The Business Transformation
GameStop is no longer just a video game retailer. The company has been aggressively pivoting toward higher-margin collectibles while retreating from traditional software and hardware sales.
| Metric | Q3 2024 | Q3 2025 | Q3 2026 | YoY Change |
|---|---|---|---|---|
| Net Sales | $1,049M | $860M | $821M | -4.6% |
| Gross Margin | 24.5% | 29.9% | 33.3% | +340 bps |
| SG&A | $331M | $282M | $221M | -21.5% |
| Net Income | $(9M) | $17M | $77M | +352% |
Collectibles—including trading cards, toys, and apparel—now represent 31.2% of sales, up from 19.9% a year ago. The company partnered with Professional Sports Authenticator (PSA) and launched "Power Packs," a digital trading card platform.
Meanwhile, GameStop has also embraced Bitcoin as a treasury reserve asset, purchasing 4,710 BTC for $500 million during fiscal 2025. The position was worth $519.4 million as of November 1, 2025.
International Retreat
The store closures are part of a broader international retreat. GameStop has exited or is exiting operations in:
- Austria (2023)
- Ireland (2023)
- Switzerland (2023)
- Germany (FY 2024)
- Italy – Sold (FY 2024)
- Canada – Sold (Q2 2025)
- France – Sale pending (expected 2026)
- New Zealand (EB Games) – Proposed closure announced
The company now operates in just three segments: United States, Australia, and Europe (France only, pending sale).
What to Watch
The key catalysts ahead:
- January 31, 2026: Fiscal year end—final store closure count will be disclosed
- March/April 2026: Special shareholder meeting to vote on Cohen's compensation package
- Q4 2026 Earnings: Holiday quarter results and forward guidance
- France Divestiture: Sale expected to close within 12 months
The company's $4.2 billion in convertible debt comes with repurchase options in April 2028 (2030 notes) and December 2028 (2032 notes), which could pressure liquidity if the stock underperforms.
The Bottom Line
GameStop is betting that aggressive cost-cutting and a pivot to collectibles can transform a struggling video game retailer into a profitable specialty business. The math required to justify Ryan Cohen's $35 billion award—growing market cap 11x while generating $10 billion in cumulative EBITDA—remains daunting.

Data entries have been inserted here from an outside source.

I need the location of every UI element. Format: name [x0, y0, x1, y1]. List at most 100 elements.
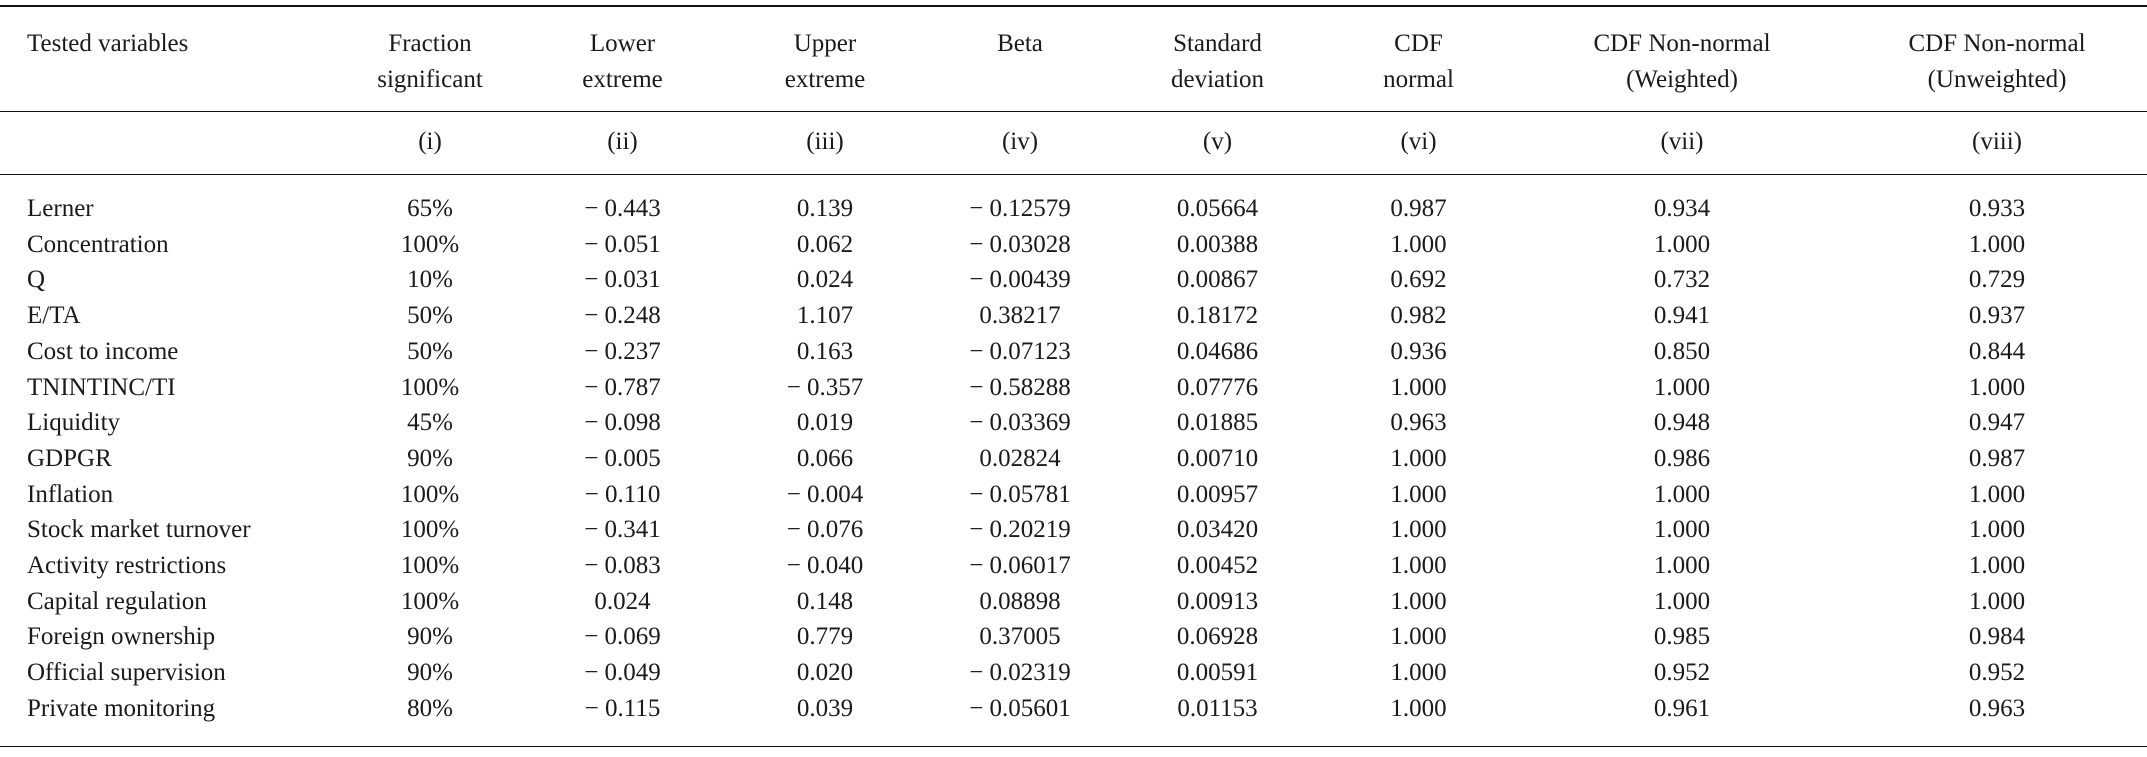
- spacer-row: [0, 175, 2147, 192]
- column-number: (v): [1115, 111, 1320, 175]
- table-row: Concentration 100% − 0.051 0.062 − 0.03028 0.…: [0, 227, 2147, 263]
- table-row: Foreign ownership 90% − 0.069 0.779 0.37005 0…: [0, 619, 2147, 655]
- table-cell: 0.985: [1653, 623, 1711, 651]
- table-cell: 0.00913: [1176, 587, 1259, 615]
- table-cell: 0.986: [1653, 444, 1711, 472]
- table-cell: − 0.12579: [969, 195, 1071, 222]
- table-cell: − 0.098: [584, 409, 661, 437]
- table-cell: − 0.05781: [969, 480, 1071, 508]
- table-cell: 1.000: [1390, 552, 1447, 580]
- table-cell: − 0.357: [786, 373, 864, 401]
- column-number: (iv): [925, 111, 1115, 175]
- table-cell: 0.00591: [1176, 659, 1259, 687]
- table-cell: 0.948: [1653, 409, 1711, 437]
- table-cell: 1.000: [1968, 516, 2026, 544]
- table-cell: − 0.040: [786, 552, 864, 580]
- results-table: Tested variables Fraction significant Lower…: [0, 5, 2147, 747]
- table-row: Stock market turnover 100% − 0.341 − 0.076 −…: [0, 512, 2147, 548]
- column-header: CDF normal: [1320, 5, 1517, 112]
- table-cell: 45%: [407, 409, 453, 437]
- table-cell: 1.000: [1653, 373, 1711, 401]
- row-label: E/TA: [27, 302, 81, 330]
- row-label: Lerner: [27, 195, 94, 222]
- column-number: (i): [340, 111, 520, 175]
- column-header-line: CDF: [1394, 30, 1443, 57]
- table-cell: 100%: [400, 230, 460, 258]
- row-label: Capital regulation: [27, 587, 207, 615]
- table-row: GDPGR 90% − 0.005 0.066 0.02824 0.00710 1.000 0…: [0, 441, 2147, 477]
- table-cell: − 0.110: [584, 480, 661, 508]
- table-cell: 0.941: [1653, 302, 1711, 330]
- table-cell: − 0.069: [584, 623, 661, 651]
- table-cell: 1.000: [1653, 480, 1711, 508]
- table-cell: 0.08898: [979, 587, 1061, 615]
- table-cell: 0.984: [1968, 623, 2026, 651]
- table-cell: − 0.443: [584, 195, 661, 222]
- table-cell: 90%: [407, 444, 453, 472]
- table-cell: 0.024: [594, 587, 651, 615]
- column-header-line: Upper: [793, 30, 857, 57]
- table-cell: 0.952: [1653, 659, 1711, 687]
- table-cell: 0.732: [1653, 266, 1711, 294]
- column-header-line: Fraction: [388, 30, 472, 57]
- table-cell: 0.850: [1653, 337, 1711, 365]
- column-header-line: CDF Non-normal: [1908, 30, 2086, 57]
- table-row: Inflation 100% − 0.110 − 0.004 − 0.05781 0.00…: [0, 477, 2147, 513]
- row-label: Concentration: [27, 230, 169, 258]
- table-cell: 1.000: [1390, 659, 1447, 687]
- table-cell: 80%: [407, 694, 453, 722]
- table-cell: 0.947: [1968, 409, 2026, 437]
- row-label: Foreign ownership: [27, 623, 216, 651]
- table-cell: 0.961: [1653, 694, 1711, 722]
- table-cell: 0.844: [1968, 337, 2026, 365]
- table-row: Activity restrictions 100% − 0.083 − 0.040 −…: [0, 548, 2147, 584]
- table-cell: 0.38217: [979, 302, 1061, 330]
- table-cell: 1.000: [1653, 587, 1711, 615]
- table-cell: 0.02824: [979, 444, 1061, 472]
- row-label: Stock market turnover: [27, 516, 251, 544]
- table-cell: 0.03420: [1176, 516, 1259, 544]
- table-cell: 0.05664: [1176, 195, 1259, 222]
- table-cell: 1.000: [1390, 623, 1447, 651]
- table-cell: 0.062: [796, 230, 854, 258]
- table-cell: 0.00957: [1176, 480, 1259, 508]
- table-cell: 0.933: [1968, 195, 2026, 222]
- table-cell: − 0.03028: [969, 230, 1071, 258]
- table-cell: 0.952: [1968, 659, 2026, 687]
- column-header-line: (Unweighted): [1927, 66, 2067, 93]
- table-cell: 1.000: [1968, 552, 2026, 580]
- column-header-line: CDF Non-normal: [1593, 30, 1771, 57]
- column-header: CDF Non-normal (Weighted): [1517, 5, 1847, 112]
- table-row: Liquidity 45% − 0.098 0.019 − 0.03369 0.01885…: [0, 405, 2147, 441]
- column-header-line: significant: [377, 66, 483, 93]
- table-cell: 1.000: [1653, 230, 1711, 258]
- table-cell: 1.000: [1390, 373, 1447, 401]
- table-cell: 0.982: [1390, 302, 1447, 330]
- table-cell: 0.00452: [1176, 552, 1259, 580]
- table-cell: 0.934: [1653, 195, 1711, 222]
- table-cell: 1.000: [1968, 480, 2026, 508]
- row-label: Cost to income: [27, 337, 179, 365]
- table-cell: 1.000: [1390, 694, 1447, 722]
- column-header: Beta: [925, 5, 1115, 112]
- table-cell: − 0.787: [584, 373, 661, 401]
- table-cell: 1.000: [1653, 552, 1711, 580]
- table-cell: − 0.07123: [969, 337, 1071, 365]
- table-cell: 90%: [407, 659, 453, 687]
- column-header: Upper extreme: [725, 5, 925, 112]
- table-cell: − 0.237: [584, 337, 661, 365]
- table-cell: 0.01885: [1176, 409, 1259, 437]
- table-cell: 0.01153: [1177, 694, 1258, 722]
- table-cell: − 0.02319: [969, 659, 1071, 687]
- table-cell: 1.000: [1390, 444, 1447, 472]
- table-row: TNINTINC/TI 100% − 0.787 − 0.357 − 0.58288 0.…: [0, 370, 2147, 406]
- row-label: Liquidity: [27, 409, 121, 437]
- table-cell: 100%: [400, 552, 460, 580]
- table-cell: 100%: [400, 373, 460, 401]
- table-cell: 50%: [407, 337, 453, 365]
- table-cell: 50%: [407, 302, 453, 330]
- table-cell: − 0.06017: [969, 552, 1071, 580]
- table-cell: 1.000: [1390, 516, 1447, 544]
- table-cell: − 0.005: [584, 444, 661, 472]
- table-row: E/TA 50% − 0.248 1.107 0.38217 0.18172 0.982 0.…: [0, 298, 2147, 334]
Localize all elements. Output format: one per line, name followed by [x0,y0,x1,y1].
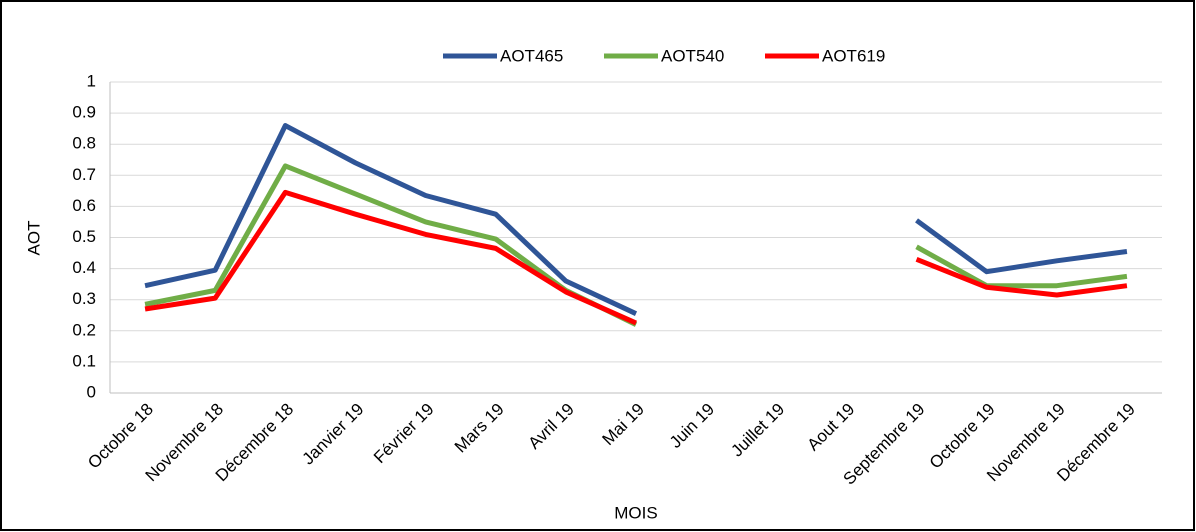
series-line [144,189,1128,326]
y-tick-label: 0.8 [72,134,96,153]
y-tick-label: 0.5 [72,227,96,246]
legend-label: AOT540 [661,46,724,65]
legend-label: AOT619 [822,46,885,65]
x-axis-label: MOIS [614,503,657,522]
y-axis-label: AOT [24,221,43,256]
y-tick-label: 0.3 [72,289,96,308]
legend-label: AOT465 [500,46,563,65]
y-tick-label: 0.2 [72,320,96,339]
y-tick-label: 0.4 [72,258,96,277]
y-tick-label: 0.6 [72,196,96,215]
y-tick-label: 1 [87,71,96,90]
y-tick-label: 0 [87,382,96,401]
y-tick-label: 0.1 [72,351,96,370]
y-tick-label: 0.9 [72,103,96,122]
series-line [144,123,1128,316]
y-tick-label: 0.7 [72,165,96,184]
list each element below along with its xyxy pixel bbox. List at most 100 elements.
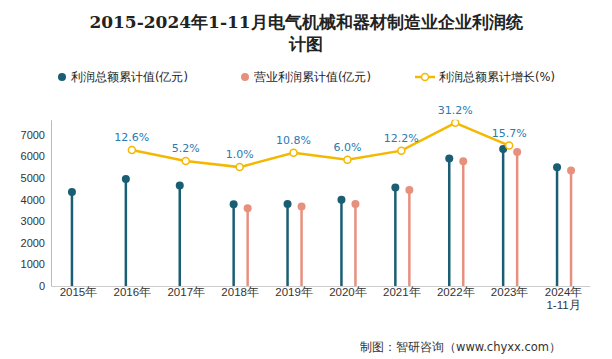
text-line: 1-11月	[546, 299, 580, 311]
lollipop-stem	[286, 204, 289, 286]
tick: 0	[39, 280, 51, 292]
lollipop-stem	[394, 188, 397, 286]
tick: 7000	[21, 129, 51, 141]
legend-label: 利润总额累计增长(%)	[439, 70, 555, 84]
lollipop-head	[405, 186, 413, 194]
tick-label: 2023年	[491, 286, 529, 298]
tick-label: 1000	[21, 258, 45, 270]
data-label: 12.2%	[384, 132, 419, 145]
axis-line	[51, 120, 52, 286]
line-marker	[398, 147, 405, 154]
tick: 2016年	[114, 286, 152, 298]
lollipop-head	[553, 163, 561, 171]
tick: 2015年	[60, 286, 98, 298]
lollipop-head	[567, 166, 575, 174]
legend-symbol	[422, 74, 429, 81]
legend-symbol	[241, 73, 249, 81]
data-labels: 12.6%5.2%1.0%10.8%6.0%12.2%31.2%15.7%	[114, 104, 526, 161]
data-label: 10.8%	[276, 134, 311, 147]
lollipop-head	[176, 182, 184, 190]
text-line: 2018年	[221, 286, 259, 298]
lollipop-head	[391, 184, 399, 192]
tick: 5000	[21, 172, 51, 184]
tick-label: 3000	[21, 215, 45, 227]
text-line: 2023年	[491, 286, 529, 298]
lollipop-head	[459, 157, 467, 165]
tick: 2018年	[221, 286, 259, 298]
tick: 4000	[21, 194, 51, 206]
lollipop-stem	[354, 204, 357, 286]
tick-label: 2015年	[60, 286, 98, 298]
tick: 1000	[21, 258, 51, 270]
lollipop-stem	[340, 200, 343, 286]
legend-label: 利润总额累计值(亿元)	[71, 70, 188, 84]
line-marker	[290, 149, 297, 156]
tick: 3000	[21, 215, 51, 227]
tick: 6000	[21, 150, 51, 162]
text-line: 2016年	[114, 286, 152, 298]
line-marker	[344, 156, 351, 163]
line-marker	[452, 120, 459, 127]
lollipop-head	[122, 175, 130, 183]
lollipop-head	[337, 196, 345, 204]
y-axis: 0 1000 2000 3000 4000 5000 6000 7000	[21, 120, 52, 292]
tick-label: 4000	[21, 194, 45, 206]
tick: 2021年	[383, 286, 421, 298]
text-line: 2020年	[329, 286, 367, 298]
text-line: 2017年	[167, 286, 205, 298]
tick: 2019年	[275, 286, 313, 298]
line-marker	[182, 157, 189, 164]
text-line: 2021年	[383, 286, 421, 298]
data-label: 5.2%	[172, 142, 200, 155]
lollipop-head	[445, 155, 453, 163]
lollipop-stem	[462, 161, 465, 286]
tick-label: 2020年	[329, 286, 367, 298]
lollipop-stem	[556, 167, 559, 286]
text-line: 2024年	[545, 286, 583, 298]
tick-label: 2024年1-11月	[545, 286, 583, 311]
text-line: 2015-2024年1-11月电气机械和器材制造业企业利润统	[89, 12, 523, 32]
source: 制图：智研咨询（www.chyxx.com）	[360, 340, 561, 354]
tick-label: 5000	[21, 172, 45, 184]
lollipop-head	[244, 204, 252, 212]
lollipop-stem	[448, 159, 451, 286]
tick-label: 2017年	[167, 286, 205, 298]
text-line: 2022年	[437, 286, 475, 298]
title: 2015-2024年1-11月电气机械和器材制造业企业利润统计图	[89, 12, 523, 54]
line-marker	[236, 164, 243, 171]
text-line: 计图	[288, 34, 323, 54]
tick: 2000	[21, 237, 51, 249]
tick-label: 2019年	[275, 286, 313, 298]
data-label: 12.6%	[114, 131, 149, 144]
tick-label: 6000	[21, 150, 45, 162]
tick: 2020年	[329, 286, 367, 298]
legend-symbol	[58, 73, 66, 81]
lollipop-stem	[408, 190, 411, 286]
line	[132, 123, 509, 167]
data-label: 1.0%	[226, 148, 254, 161]
lollipop-stem	[502, 149, 505, 286]
legend-label: 营业利润累计值(亿元)	[254, 70, 371, 84]
data-label: 6.0%	[333, 141, 361, 154]
lollipop-stem	[570, 170, 573, 286]
lollipop-head	[513, 148, 521, 156]
lollipop-stem	[71, 192, 74, 286]
tick-label: 2022年	[437, 286, 475, 298]
chart: 2015-2024年1-11月电气机械和器材制造业企业利润统计图 0 1000 200…	[0, 0, 612, 359]
line-marker	[506, 142, 513, 149]
tick-label: 2021年	[383, 286, 421, 298]
tick-label: 2016年	[114, 286, 152, 298]
lollipop-stem	[246, 208, 249, 286]
tick: 2023年	[491, 286, 529, 298]
lollipop-stem	[516, 152, 519, 286]
tick-label: 0	[39, 280, 45, 292]
tick-label: 2000	[21, 237, 45, 249]
lollipop-stem	[179, 186, 182, 286]
lollipop-head	[230, 200, 238, 208]
tick-label: 7000	[21, 129, 45, 141]
lollipop-stem	[125, 179, 128, 286]
data-label: 15.7%	[492, 127, 527, 140]
lollipop-stem	[232, 204, 235, 286]
tick-label: 2018年	[221, 286, 259, 298]
lollipop-stem	[300, 207, 303, 286]
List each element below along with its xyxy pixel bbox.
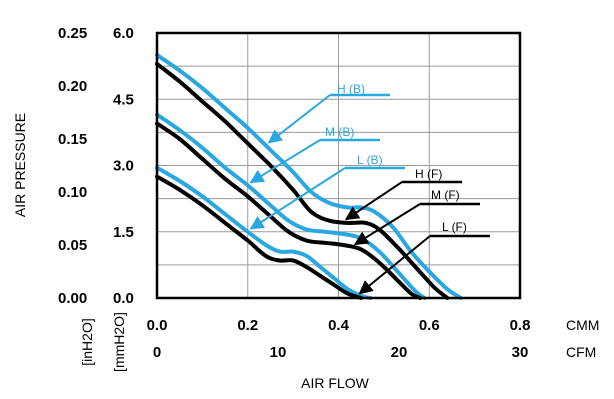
callout-h-f: H (F) bbox=[344, 167, 462, 221]
y-tick-inh2o: 0.05 bbox=[58, 237, 87, 254]
x-tick-cmm: 0.2 bbox=[237, 317, 258, 334]
y-tick-inh2o: 0.15 bbox=[58, 131, 87, 148]
grid-lines bbox=[157, 33, 520, 298]
x-tick-cfm: 30 bbox=[512, 344, 529, 361]
y-tick-mmh2o: 3.0 bbox=[113, 158, 134, 175]
cmm-unit-label: CMM bbox=[566, 317, 599, 333]
curve-l-f bbox=[155, 174, 364, 300]
curve-m-f bbox=[155, 121, 423, 300]
callout-l-f: L (F) bbox=[358, 220, 490, 295]
x-tick-cmm: 0.8 bbox=[510, 317, 531, 334]
y-axis-title: AIR PRESSURE bbox=[12, 113, 28, 217]
x-tick-cmm: 0.6 bbox=[419, 317, 440, 334]
callout-arrow bbox=[249, 139, 321, 184]
callout-arrow bbox=[353, 203, 421, 246]
tick-labels: 0.0 0.2 0.4 0.6 0.8 0 10 20 30 0.0 1.5 3.0 4.5 6.0 0.0… bbox=[58, 25, 530, 361]
x-tick-cmm: 0.4 bbox=[328, 317, 350, 334]
curve-m-b bbox=[155, 112, 427, 300]
y-tick-mmh2o: 4.5 bbox=[113, 91, 134, 108]
callout-m-b: M (B) bbox=[249, 125, 380, 184]
x-tick-cmm: 0.0 bbox=[147, 317, 168, 334]
callout-label: L (B) bbox=[357, 153, 383, 167]
y-tick-inh2o: 0.25 bbox=[58, 25, 87, 42]
curve-h-f bbox=[155, 61, 450, 300]
plot-frame bbox=[155, 31, 522, 300]
y-tick-mmh2o: 6.0 bbox=[113, 25, 134, 42]
callout-arrow bbox=[358, 235, 431, 295]
x-tick-cfm: 20 bbox=[391, 344, 408, 361]
y-tick-inh2o: 0.20 bbox=[58, 78, 87, 95]
callout-label: H (F) bbox=[415, 167, 442, 181]
callout-label: L (F) bbox=[442, 220, 467, 234]
callout-h-b: H (B) bbox=[267, 82, 390, 144]
callout-m-f: M (F) bbox=[353, 188, 480, 246]
callout-arrow bbox=[267, 94, 331, 144]
curve-h-b bbox=[155, 53, 463, 300]
x-axis-title: AIR FLOW bbox=[301, 375, 369, 391]
inh2o-unit-label: [inH2O] bbox=[79, 318, 95, 365]
cfm-unit-label: CFM bbox=[566, 344, 596, 360]
callout-l-b: L (B) bbox=[249, 153, 405, 230]
x-tick-cfm: 0 bbox=[153, 344, 161, 361]
y-tick-inh2o: 0.00 bbox=[58, 290, 87, 307]
performance-curves bbox=[155, 53, 463, 300]
y-tick-inh2o: 0.10 bbox=[58, 184, 87, 201]
y-tick-mmh2o: 0.0 bbox=[113, 290, 134, 307]
callout-arrow bbox=[249, 167, 346, 230]
curve-l-b bbox=[155, 165, 373, 300]
mmh2o-unit-label: [mmH2O] bbox=[111, 312, 127, 372]
y-tick-mmh2o: 1.5 bbox=[113, 224, 134, 241]
callout-label: M (F) bbox=[431, 188, 460, 202]
callout-label: M (B) bbox=[325, 125, 354, 139]
curve-callouts: H (B) M (B)L (B) H (F) M (F) L (F) bbox=[249, 82, 490, 295]
callout-arrow bbox=[344, 181, 403, 221]
callout-label: H (B) bbox=[337, 82, 365, 96]
x-tick-cfm: 10 bbox=[270, 344, 287, 361]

But for the thousands of retail workers losing their jobs this month, the immediate reality is more pressing than hypothetical market caps. GameStop's store closure blitz may improve the income statement, but it also shrinks the company's physical presence in a market where digital downloads and streaming have already eroded its core business.
The shareholder vote on Cohen's award will be a referendum not just on executive compensation, but on whether investors believe GameStop can reinvent itself into something worth $100 billion.